What is FASTREAD_ECL?
FASTREAD_ECL is a tool to support primary study selection in systematic literature review implemented on HPCC for massive scale-up.
Latest Versions:
Setting up FASTREAD
-
Setting up HPCC:
- Install HPCC virtual machine
- Install HPCC Client Tools
- add C:\Program Files (x86)\HPCCSystems\xx.xx\clienttools\bin (the installation path to ecl.exe) to your environment path.
-
Setting up Python:
- We use anaconda by continuum.io (see Why?)
- We won't need the entire distribution. Download a Python 2.7 version & install a minimal version of anaconda.
- Make sure you select add to PATH during install.
-
Getting dependencies:
- get flask package from anaconda: run
conda install flask
in your terminal/shell.
- get ecl-ml from github
- install libsvm development package on your HPCC nodes: ECLAGENT, THOR, THORMASTER, ECLCCSERVER.

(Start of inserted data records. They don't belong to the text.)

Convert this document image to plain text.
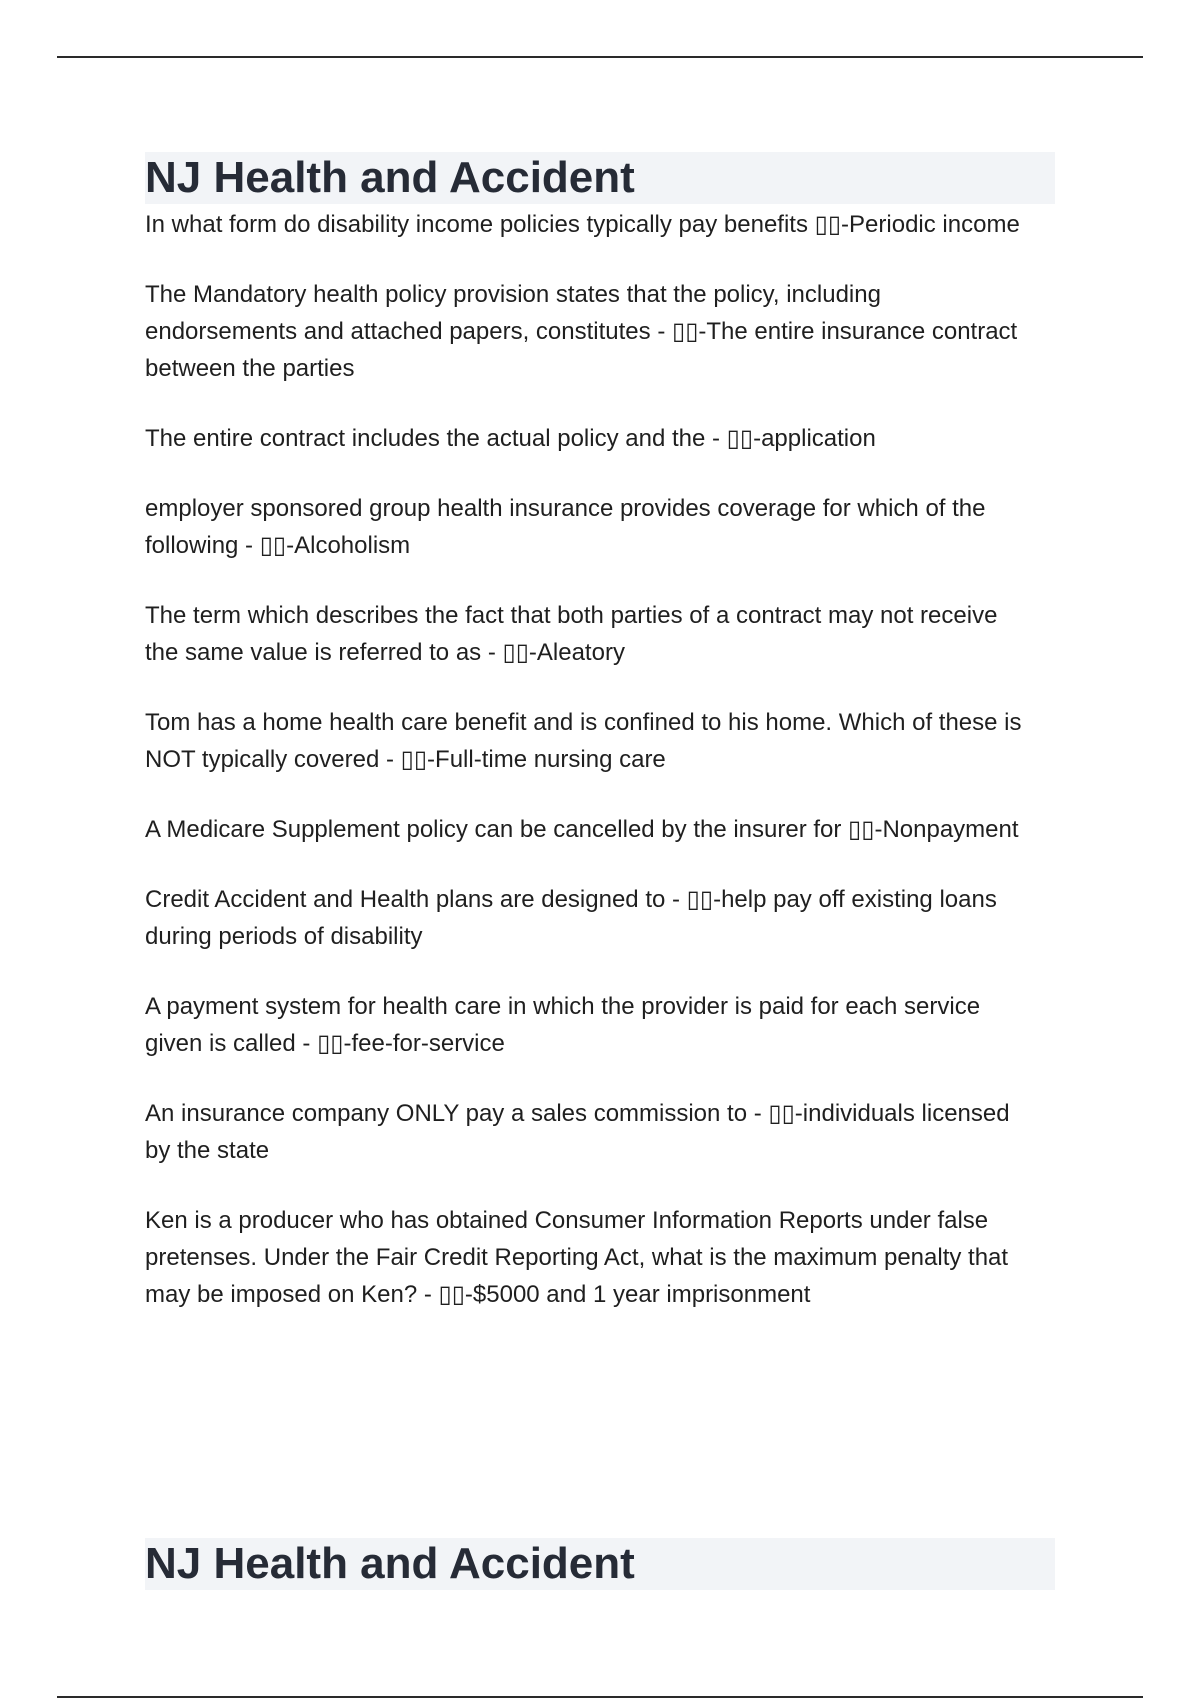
NJ Health and Accident

In what form do disability income policies typically pay benefits ▯▯-Periodic income

The Mandatory health policy provision states that the policy, including endorsements and attached papers, constitutes - ▯▯-The entire insurance contract between the parties

The entire contract includes the actual policy and the - ▯▯-application

employer sponsored group health insurance provides coverage for which of the following - ▯▯-Alcoholism

The term which describes the fact that both parties of a contract may not receive the same value is referred to as - ▯▯-Aleatory

Tom has a home health care benefit and is confined to his home. Which of these is NOT typically covered - ▯▯-Full-time nursing care

A Medicare Supplement policy can be cancelled by the insurer for ▯▯-Nonpayment

Credit Accident and Health plans are designed to - ▯▯-help pay off existing loans during periods of disability

A payment system for health care in which the provider is paid for each service given is called - ▯▯-fee-for-service

An insurance company ONLY pay a sales commission to - ▯▯-individuals licensed by the state

Ken is a producer who has obtained Consumer Information Reports under false pretenses. Under the Fair Credit Reporting Act, what is the maximum penalty that may be imposed on Ken? - ▯▯-$5000 and 1 year imprisonment

NJ Health and Accident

- for the virtual box case, just run
sudo apt-get install libsvm-dev
on your vitual machine
- for the case of multiple nodes, every node should be installed with libsvm development package
- put ecl-ml in the same directory alongside FASTREAD_ECL:
Use FASTREAD_ECL
-
Running HPCC in virtual box:
- follow the instruction here
-
Get data ready:
- Prepare a csv file like this:
- the 'label' column stores the TRUE label of each entry, if not applicable, leave it as blank or 'unknown'.
- Remove the header (first row) of your data file.
- There are some example data files in FASTREAD_ECL > UI > workspace > data
- Open ECL_Watch: http://ecl_watch_ip::8010
+ Upload your data file onto HPCC landing zone (files > Landing Zones > Upload):
- Spray it:
- Select uploaded file
- Click Spray: Delimited
- Change the Target Scope to fastread::
- Hit Spray at bottom right
-
Running script:
- Navigate to FASTREAD_ECL > UI > src and run
index.py
.
- If all is well, you'll be greeted by this:
-
The Interface:
-
Load the data:
- Click Scan button to see what data files are on your HPCC system. Then select the data to work on from the selection tab.
- Wait up to minutes for the first time. Once the data is successfully loaded, you will see the following:
-
Begin reviewing studies:
- choose from Relevant, Irrelevant, or Undetermined for each study and hit Submit.
- hit Next when you want a to review more.
- statistics are displayed as Documents Coded: x/y (z), where x is the number of relevant studies retrieved, y is the number of studies reviewed, and z is the total number of candidate studies.
- when x is greater than or equal to 1, an SVM model will be trained after hitting Next.
- keep reviewing studies until you think most relevant ones have been retrieved.
-
Export csv:
- Click Export button will generate a csv file with your coding in FASTREAD_ECL > UI > workspace > coded.
-
Restart:
- Click Restart button will give you a fresh start and loose all your previous effort on the current data.
Version Logs
May 23, 2017. v1.0.0 The very first, basic version is released.